NT: Finding myself in a situation where the project I had prepared for several years together with the theoretical framework from which it had emerged, had to be abandoned, I knew I must find a practical, less risky proposal if I wished to continue my fieldwork. This meant that shifting to another rural context in a different governorate in the Nile Delta. The new site is one that I have been familiar with all my life but not for research purposes. It is the village my family originates from, both on my mother’s and father’s side. It is also where my maternal uncle and grandmother reside. My uncle inherited a leading position in the village and continues to hold that position.
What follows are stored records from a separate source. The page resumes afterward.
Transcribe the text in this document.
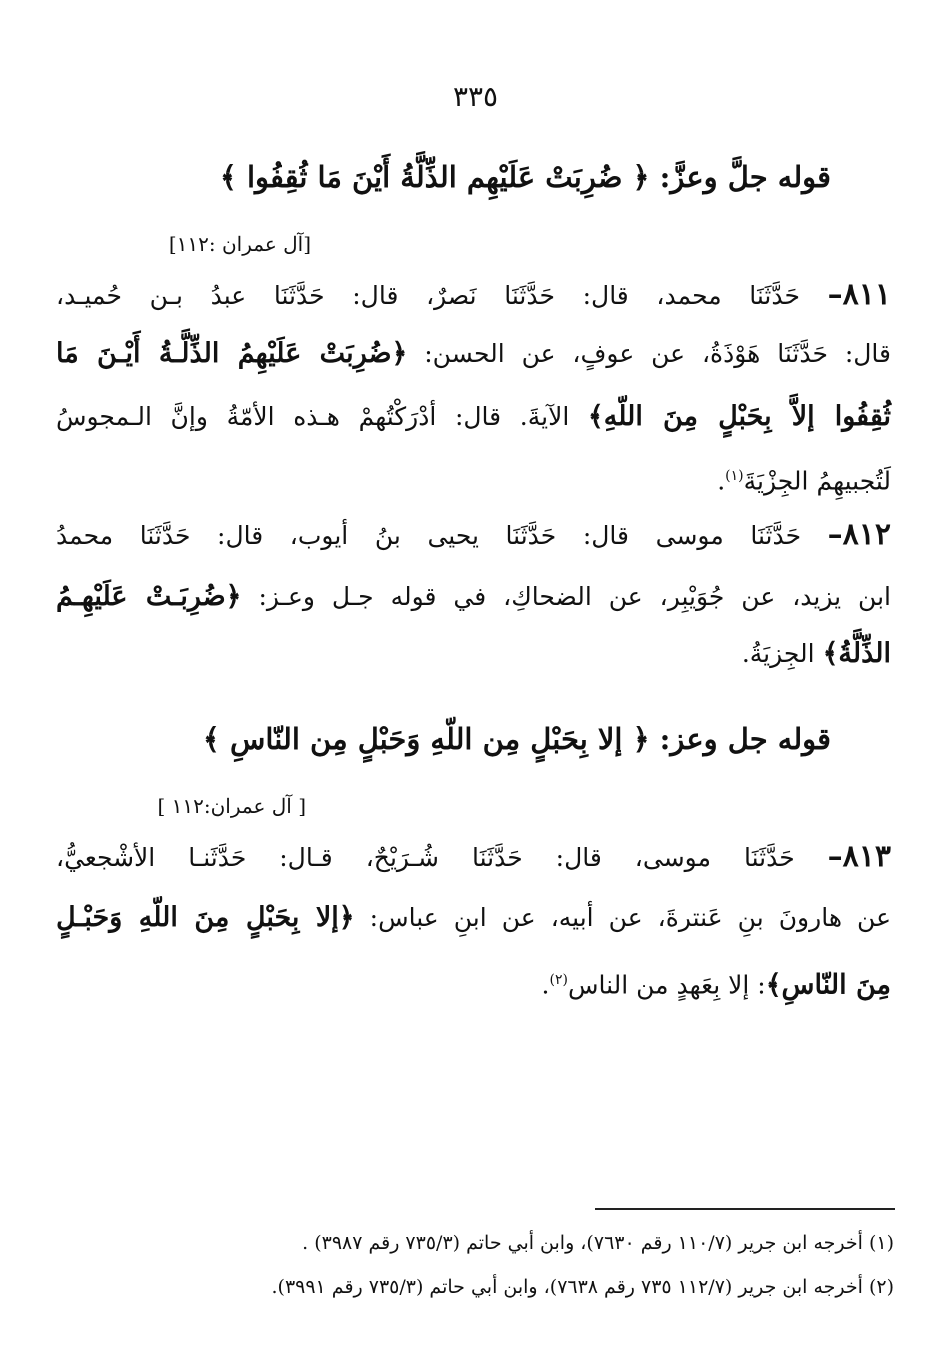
٣٣٥
قوله جلَّ وعزَّ: ﴿ ضُرِبَتْ عَلَيْهِم الذِّلَّةُ أَيْنَ مَا ثُقِفُوا ﴾
[آل عمران :١١٢]
٨١١– حَدَّثَنَا محمد، قال: حَدَّثَنَا نَصرٌ، قال: حَدَّثَنَا عبدُ بـن حُميـد،
قال: حَدَّثَنَا هَوْذَةُ، عن عوفٍ، عن الحسن: ﴿ضُرِبَتْ عَلَيْهِمُ الذِّلَّـةُ أَيْـنَ مَا
ثُقِفُوا إلاَّ بِحَبْلٍ مِنَ اللّهِ﴾ الآيةَ. قال: أدْرَكْتُهمْ هـذه الأمّةُ وإنَّ الـمجوسُ
لَتُجبيهِمُ الجِزْيَةَ$^{(١)}$.
٨١٢– حَدَّثَنَا موسى قال: حَدَّثَنَا يحيى بنُ أيوب، قال: حَدَّثَنَا محمدُ
ابن يزيد، عن جُوَيْبِر، عن الضحاكِ، في قوله جـل وعـز: ﴿ضُرِبَـتْ عَلَيْهِـمُ
الذِّلَّةُ﴾ الجِزيَةُ.
قوله جل وعز: ﴿ إلا بِحَبْلٍ مِن اللّهِ وَحَبْلٍ مِن النّاسِ ﴾
[ آل عمران:١١٢ ]
٨١٣– حَدَّثَنَا موسى، قال: حَدَّثَنَا شُـرَيْحٌ، قـال: حَدَّثَنـا الأشْجعيُّ،
عن هارونَ بنِ عَنترةَ، عن أبيه، عن ابنِ عباس: ﴿إلا بِحَبْلٍ مِنَ اللّهِ وَحَبْـلٍ
مِنَ النّاسِ﴾: إلا بِعَهدٍ من الناس$^{(٢)}$.
(١) أخرجه ابن جرير (١١٠/٧ رقم ٧٦٣٠)، وابن أبي حاتم (٧٣٥/٣ رقم ٣٩٨٧) .
(٢) أخرجه ابن جرير (١١٢/٧ ٧٣٥ رقم ٧٦٣٨)، وابن أبي حاتم (٧٣٥/٣ رقم ٣٩٩١).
I had to depend on kin networks and local village-level affiliations to undertake further research. Of course, while this alleviates the possible risks of running into security threats or implicating the people I work with, other challenges must emerge. The shift means that I have had to navigate power relations in the village in order to carry out my research as smoothly as I can. Being affiliated to a certain family name automatically limits and frames people’s responses to me in a certain way. This move has also resulted in a shift of focus from state contention to questions of local governance.
As a result, a lot of my current research has had to move towards becoming more ‘domesticated’. My presence in a public space holding a notebook let alone a voice recorder or camera would cause immediate suspicion. In contexts where one is clearly an outsider – standing out as an urban-based, single, female researcher – such distinctions become especially magnified in such an increased climate of fear. I still insist on making transparent my research, my background, and my affiliations to my research interlocutors. However, I have realized that I have become more careful about choosing whom to approach, and have as a result, practiced extra caution in documenting information, relying more on memory, which I later record when in a private setting. Practising fieldwork in the current period generally comes with a sense of heightened precaution. One is forced to assess critically one’s heightened sense of responsibility and the way we are implicated both in the research and in the communities we work with, as part of the magnified consequences of our multiple entanglements.

Nile Delta. Author's own photograph.